Travelers Personal Ins. Co. v. Michael Edwards and Melissa Mizel, 2016 IL App (1st) 141595

The First District recently ruled that an insurer had not duty to defend its insureds in a dispute between the insureds and their neighboring property owner concerning a proposal to relocate a driveway easement, which gave rise to the filing of a lawsuit, three appeals and a motion for sanctions.  The insureds’ neighbor sued the insureds over the neighbor’s proposal to relocate a portion of the driveway easement that crossed over the neighbor’s property.  According to the complaint, (1) the current location of the driveway contributed to poor storm water drainage and caused recurrent severe flooding in her home, rendering her home intermittently uninhabitable, (2) the neighbor had proposed to move the driveway at her own expense and to leave the existing driveway in place until the new driveway was completed, and (3) the insureds refused to consent to the relocation of the driveway easement.  The neighbor’s second amended complaint sought injunctive and declaratory relief but made no request for monetary damages.
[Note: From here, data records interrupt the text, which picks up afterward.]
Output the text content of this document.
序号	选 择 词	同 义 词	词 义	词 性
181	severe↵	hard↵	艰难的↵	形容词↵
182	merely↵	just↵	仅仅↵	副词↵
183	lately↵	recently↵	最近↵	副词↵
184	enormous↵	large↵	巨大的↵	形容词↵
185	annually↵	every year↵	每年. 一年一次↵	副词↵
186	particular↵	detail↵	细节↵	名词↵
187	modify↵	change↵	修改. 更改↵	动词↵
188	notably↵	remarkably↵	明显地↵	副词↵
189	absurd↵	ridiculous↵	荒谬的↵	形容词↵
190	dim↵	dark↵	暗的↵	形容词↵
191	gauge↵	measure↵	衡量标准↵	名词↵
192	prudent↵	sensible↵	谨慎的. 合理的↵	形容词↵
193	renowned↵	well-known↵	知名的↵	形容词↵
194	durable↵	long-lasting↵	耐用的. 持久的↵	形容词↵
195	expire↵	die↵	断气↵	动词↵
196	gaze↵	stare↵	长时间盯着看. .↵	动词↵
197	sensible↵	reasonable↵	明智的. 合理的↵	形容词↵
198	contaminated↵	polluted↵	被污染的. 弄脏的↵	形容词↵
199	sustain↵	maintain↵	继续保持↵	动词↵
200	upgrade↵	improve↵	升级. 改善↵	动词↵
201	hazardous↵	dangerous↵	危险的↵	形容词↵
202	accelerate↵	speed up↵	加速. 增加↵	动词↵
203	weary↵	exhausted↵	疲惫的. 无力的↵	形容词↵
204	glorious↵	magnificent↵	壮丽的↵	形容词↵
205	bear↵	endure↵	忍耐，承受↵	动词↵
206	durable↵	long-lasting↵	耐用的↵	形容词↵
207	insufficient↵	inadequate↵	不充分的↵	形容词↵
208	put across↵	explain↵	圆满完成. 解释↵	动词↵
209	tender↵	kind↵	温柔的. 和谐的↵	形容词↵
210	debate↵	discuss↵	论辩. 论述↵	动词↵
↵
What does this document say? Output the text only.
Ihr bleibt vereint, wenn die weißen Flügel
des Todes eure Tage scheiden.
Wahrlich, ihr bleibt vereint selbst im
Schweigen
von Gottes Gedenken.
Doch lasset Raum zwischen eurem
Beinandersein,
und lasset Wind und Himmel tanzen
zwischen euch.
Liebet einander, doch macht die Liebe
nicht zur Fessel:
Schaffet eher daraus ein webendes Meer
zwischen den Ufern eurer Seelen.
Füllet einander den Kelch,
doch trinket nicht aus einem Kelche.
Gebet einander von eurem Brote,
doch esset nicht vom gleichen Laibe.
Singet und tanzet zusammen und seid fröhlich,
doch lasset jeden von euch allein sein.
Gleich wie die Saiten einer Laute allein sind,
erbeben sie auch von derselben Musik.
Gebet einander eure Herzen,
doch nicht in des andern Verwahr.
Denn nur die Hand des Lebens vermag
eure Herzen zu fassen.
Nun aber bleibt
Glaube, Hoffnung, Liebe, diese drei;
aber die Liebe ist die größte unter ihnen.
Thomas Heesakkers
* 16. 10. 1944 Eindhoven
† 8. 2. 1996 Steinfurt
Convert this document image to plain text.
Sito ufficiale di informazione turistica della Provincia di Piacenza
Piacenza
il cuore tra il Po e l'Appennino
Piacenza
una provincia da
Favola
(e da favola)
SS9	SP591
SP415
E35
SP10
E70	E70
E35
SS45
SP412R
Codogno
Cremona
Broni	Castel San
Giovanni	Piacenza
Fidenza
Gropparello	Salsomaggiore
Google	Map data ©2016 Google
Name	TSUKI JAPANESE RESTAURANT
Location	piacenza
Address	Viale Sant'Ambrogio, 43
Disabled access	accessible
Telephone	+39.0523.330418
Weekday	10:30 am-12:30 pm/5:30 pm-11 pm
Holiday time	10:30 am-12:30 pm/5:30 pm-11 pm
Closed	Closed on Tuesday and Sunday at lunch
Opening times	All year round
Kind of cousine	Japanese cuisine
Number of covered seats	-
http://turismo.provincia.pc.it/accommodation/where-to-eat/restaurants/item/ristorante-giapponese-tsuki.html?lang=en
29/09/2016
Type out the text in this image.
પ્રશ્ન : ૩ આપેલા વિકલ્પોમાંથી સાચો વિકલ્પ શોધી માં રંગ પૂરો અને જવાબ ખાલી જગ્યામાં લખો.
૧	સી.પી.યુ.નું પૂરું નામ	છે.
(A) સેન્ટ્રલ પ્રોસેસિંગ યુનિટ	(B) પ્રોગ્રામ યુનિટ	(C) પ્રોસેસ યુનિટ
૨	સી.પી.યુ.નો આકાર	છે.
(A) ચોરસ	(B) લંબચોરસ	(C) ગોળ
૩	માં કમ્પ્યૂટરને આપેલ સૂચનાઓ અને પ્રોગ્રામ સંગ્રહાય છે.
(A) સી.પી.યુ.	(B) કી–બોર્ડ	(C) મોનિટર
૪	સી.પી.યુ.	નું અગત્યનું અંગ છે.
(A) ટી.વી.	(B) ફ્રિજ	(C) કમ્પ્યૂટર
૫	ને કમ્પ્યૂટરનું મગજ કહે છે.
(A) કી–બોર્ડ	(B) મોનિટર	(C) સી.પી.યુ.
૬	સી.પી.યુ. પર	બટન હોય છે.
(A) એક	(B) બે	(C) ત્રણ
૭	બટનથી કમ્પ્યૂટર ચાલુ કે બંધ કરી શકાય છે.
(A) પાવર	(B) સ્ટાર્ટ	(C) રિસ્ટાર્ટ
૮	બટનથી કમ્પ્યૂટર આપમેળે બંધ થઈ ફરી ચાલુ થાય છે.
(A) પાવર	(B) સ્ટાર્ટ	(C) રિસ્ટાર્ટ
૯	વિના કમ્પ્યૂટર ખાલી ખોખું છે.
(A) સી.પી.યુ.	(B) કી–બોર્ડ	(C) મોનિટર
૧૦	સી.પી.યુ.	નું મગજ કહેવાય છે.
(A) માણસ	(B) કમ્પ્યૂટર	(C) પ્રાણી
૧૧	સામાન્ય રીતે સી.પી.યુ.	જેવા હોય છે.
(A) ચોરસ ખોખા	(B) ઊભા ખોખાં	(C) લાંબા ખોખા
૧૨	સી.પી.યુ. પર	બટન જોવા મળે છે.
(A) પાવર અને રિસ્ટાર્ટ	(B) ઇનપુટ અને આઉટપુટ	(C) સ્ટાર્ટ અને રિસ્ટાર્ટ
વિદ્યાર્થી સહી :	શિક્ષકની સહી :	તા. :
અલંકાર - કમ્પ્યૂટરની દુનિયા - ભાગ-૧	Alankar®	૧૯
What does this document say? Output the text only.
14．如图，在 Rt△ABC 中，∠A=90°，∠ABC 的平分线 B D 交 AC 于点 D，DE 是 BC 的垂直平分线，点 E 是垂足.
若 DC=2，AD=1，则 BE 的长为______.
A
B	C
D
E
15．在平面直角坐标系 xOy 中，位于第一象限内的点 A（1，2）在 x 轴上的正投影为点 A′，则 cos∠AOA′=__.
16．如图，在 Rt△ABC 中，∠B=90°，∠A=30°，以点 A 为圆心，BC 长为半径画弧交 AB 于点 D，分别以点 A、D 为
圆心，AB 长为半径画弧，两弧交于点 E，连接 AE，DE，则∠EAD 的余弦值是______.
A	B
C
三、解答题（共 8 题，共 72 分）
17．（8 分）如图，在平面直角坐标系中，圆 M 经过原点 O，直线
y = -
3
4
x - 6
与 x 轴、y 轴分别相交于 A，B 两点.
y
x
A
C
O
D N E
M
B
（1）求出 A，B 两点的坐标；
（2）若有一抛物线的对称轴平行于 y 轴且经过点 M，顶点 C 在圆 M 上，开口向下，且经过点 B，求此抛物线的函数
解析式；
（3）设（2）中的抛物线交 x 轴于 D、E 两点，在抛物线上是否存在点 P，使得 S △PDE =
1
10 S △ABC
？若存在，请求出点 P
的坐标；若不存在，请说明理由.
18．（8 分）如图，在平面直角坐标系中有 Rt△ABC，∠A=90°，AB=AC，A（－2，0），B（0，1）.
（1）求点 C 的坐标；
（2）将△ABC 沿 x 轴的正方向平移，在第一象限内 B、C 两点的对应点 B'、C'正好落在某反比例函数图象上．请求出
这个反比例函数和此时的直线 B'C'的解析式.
The First District Court affirmed the circuit court’s grant of summary judgment in favor of the insurer on the duty to defend.  The Court held that the recurring flood damage to the neighbor’s home as alleged in the complaint was not an “occurrence” under the policy because the flooding was not accidental but was instead the natural and ordinary consequence of the insureds’ conduct in repeatedly refusing to allow the neighbor to relocate the driveway easement.  The District Court reasoned the insureds should have reasonably expected that the flooding of the neighbor’s property would continue unabated given the insureds’ repeated refusals to allow the neighbor to move her driveway and that the damages were therefore reasonably expected by the insureds.